The district canceling school due to snow has provided me with an opportunity to share an enlightening experience that occurred at St. Mary’s Cathedral during morning Mass.
Our Rector made the decision to celebrate the, “Optional Memorial of Our Lady of Lourdes”. Knowing that the Gospel slated for “Today’s Readings” was tough on priests made it easy to understand why that choice was made.

The “Optional Readings” featured, “The Wedding of Cana”, in the Gospel of John. I began to listen for a segue to the Sacrament of Marriage in the Homily since the United States Conference of Catholic Bishops had proclaimed February 7-14, 2020 as “National Marriage Week”. Following are some of the major points that Monsignor made:

- I always prefer using the optional readings.
- The “First Reading” speaks of the “Motherly” dimension of God.
- I can relate with Jesus in that I am my mother’s only son as well.
- We need to heed Mary’s command and, “Do whatever he tells you.”
- I did just that when I gave up a lucrative career as a K-Mart manager and become a priest.
- Jesus wants to change our ordinary to extraordinary.
- We need to ensure that Protestants are aware that we do not worship Mary.
- Saint Bernadette was an ordinary girl from a not so particularly devout family, and that she was elevated by her encounter with “Our Lady”.
- Go out and, “Do whatever Jesus tells you to do!”

Since married couples were not mentioned during the intercessions, the only references to the “Forgotten Vocation” was the mention of Monsignor’s mother and of Bernadette’s not so particularly devout family. I guess I should be grateful that at least the “Priestly Prayer for Vocations” was not prayed at the conclusion of Mass.
“The Wedding of Cana” was the beginning of Jesus’s “Signs” in the Gospel of John, and today it became a sign, (or in this case a “blue light”), to what I perceive is happening in the Diocese of Amarillo.
“Once let one idea become less powerful and some other idea would become too powerful. It was no flock of sheep the Christian shepherd was leading, but a herd of bulls and tigers, of terrible ideals and devouring doctrines, each one of them strong enough to turn to a false religion and lay waste the world.”
G.K. Chesterton, Orthodoxy, Chapter VI

I believe that Bishop Zurek has allowed, if not encouraged, the priestly vocation to become more powerful than the vocation of marriage. The Church has been given two Sacraments of Vocation to serve as a balance. The Rock on which our faith is founded is…
“like a huge and ragged and romantic rock, which, though it sways on its pedestal at a touch, yet, because its exaggerated excrescences exactly balance each other, is enthroned there for a thousand years.”
G.K. Chesterton, Orthodoxy, Chapter VI
There’s a voice in my head that tells me that I’m getting worked up over trivial matters and that making a big deal about our shepherd snubbing married couples during “National Marriage Week” is not heeding His Excellency’s call for love and unity.

Then it occurred to me that 500 years ago the Church in Europe had allowed this same unbalance to take place and the result was the Protestant Reformation and the diminishing of the Sacrament of Holy Orders.
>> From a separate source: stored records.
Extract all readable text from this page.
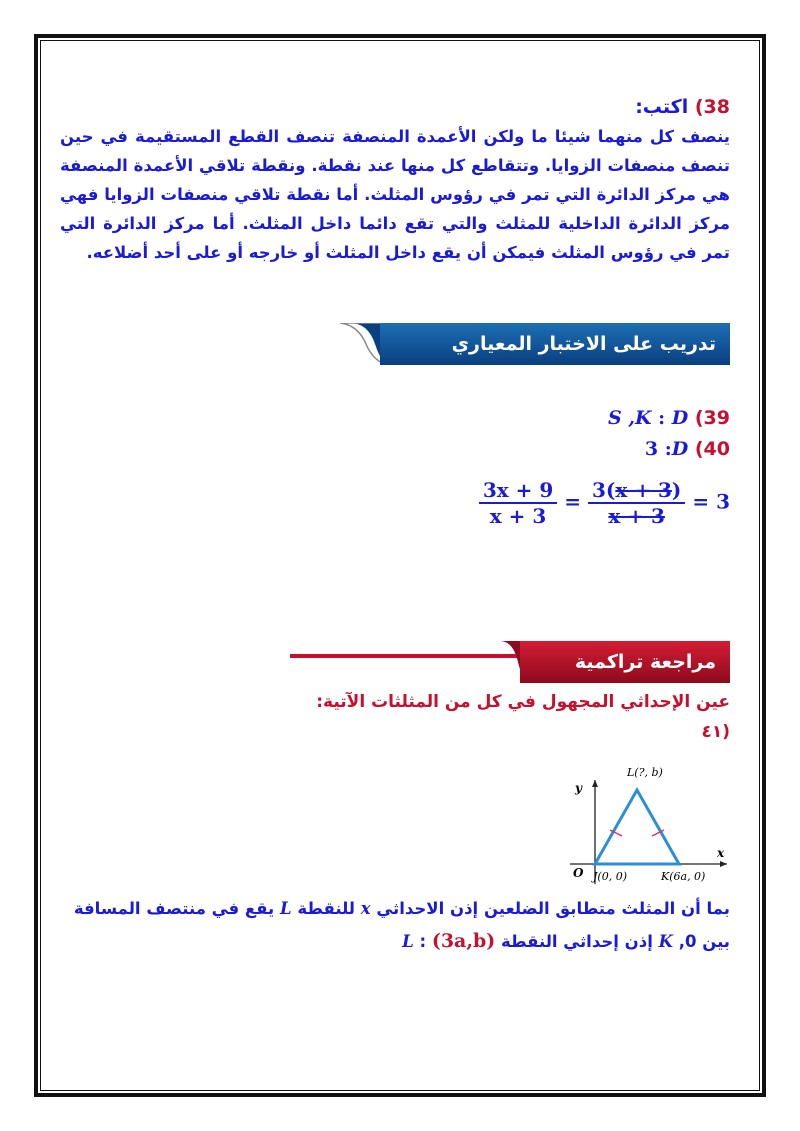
38) اكتب:
ينصف كل منهما شيئا ما ولكن الأعمدة المنصفة تنصف القطع المستقيمة في حين تنصف منصفات الزوايا. وتتقاطع كل منها عند نقطة. ونقطة تلاقي الأعمدة المنصفة هي مركز الدائرة التي تمر في رؤوس المثلث. أما نقطة تلاقي منصفات الزوايا فهي مركز الدائرة الداخلية للمثلث والتي تقع دائما داخل المثلث. أما مركز الدائرة التي تمر في رؤوس المثلث فيمكن أن يقع داخل المثلث أو خارجه أو على أحد أضلاعه.
تدريب على الاختبار المعياري
S ,K : D (39
3 :D (40
$\frac{3x + 9}{x + 3} = \frac{3(x + 3)}{x + 3} = 3$
مراجعة تراكمية
عين الإحداثي المجهول في كل من المثلثات الآتية:
(٤١
بما أن المثلث متطابق الضلعين إذن الاحداثي x للنقطة L يقع في منتصف المسافة
بين 0, K إذن إحداثي النقطة L : (3a,b)
y
x
O
L(?, b)
J(0, 0)	K(6a, 0)
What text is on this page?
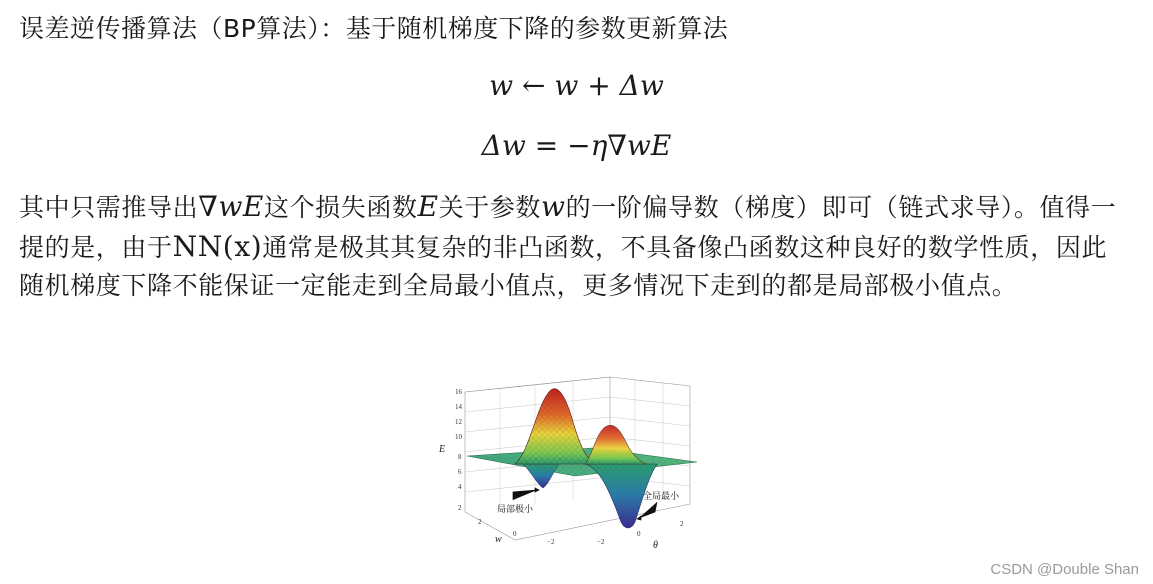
误差逆传播算法（BP算法）：基于随机梯度下降的参数更新算法
w ← w + Δw
Δw = −η∇wE
其中只需推导出∇wE这个损失函数E关于参数w的一阶偏导数（梯度）即可（链式求导）。值得一提的是，由于NN(x)通常是极其其复杂的非凸函数，不具备像凸函数这种良好的数学性质，因此随机梯度下降不能保证一定能走到全局最小值点，更多情况下走到的都是局部极小值点。
16
14
12
10
8
6
4
2
E
2
0
−2
w	−2
0
2
θ
局部极小
全局最小
CSDN @Double Shan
This is when the voice of Chesterton once again resounded,
“Last and most important, it is exactly this which explains what is so inexplicable to all the modern critics of the history of Christianity. I mean the monstrous wars about small points of theology, the earthquakes of emotion about a gesture or a word. It was only a matter of an inch; but an inch is everything when you are balancing.”

With that thought in mind I have gone out and done what Jesus told me to do!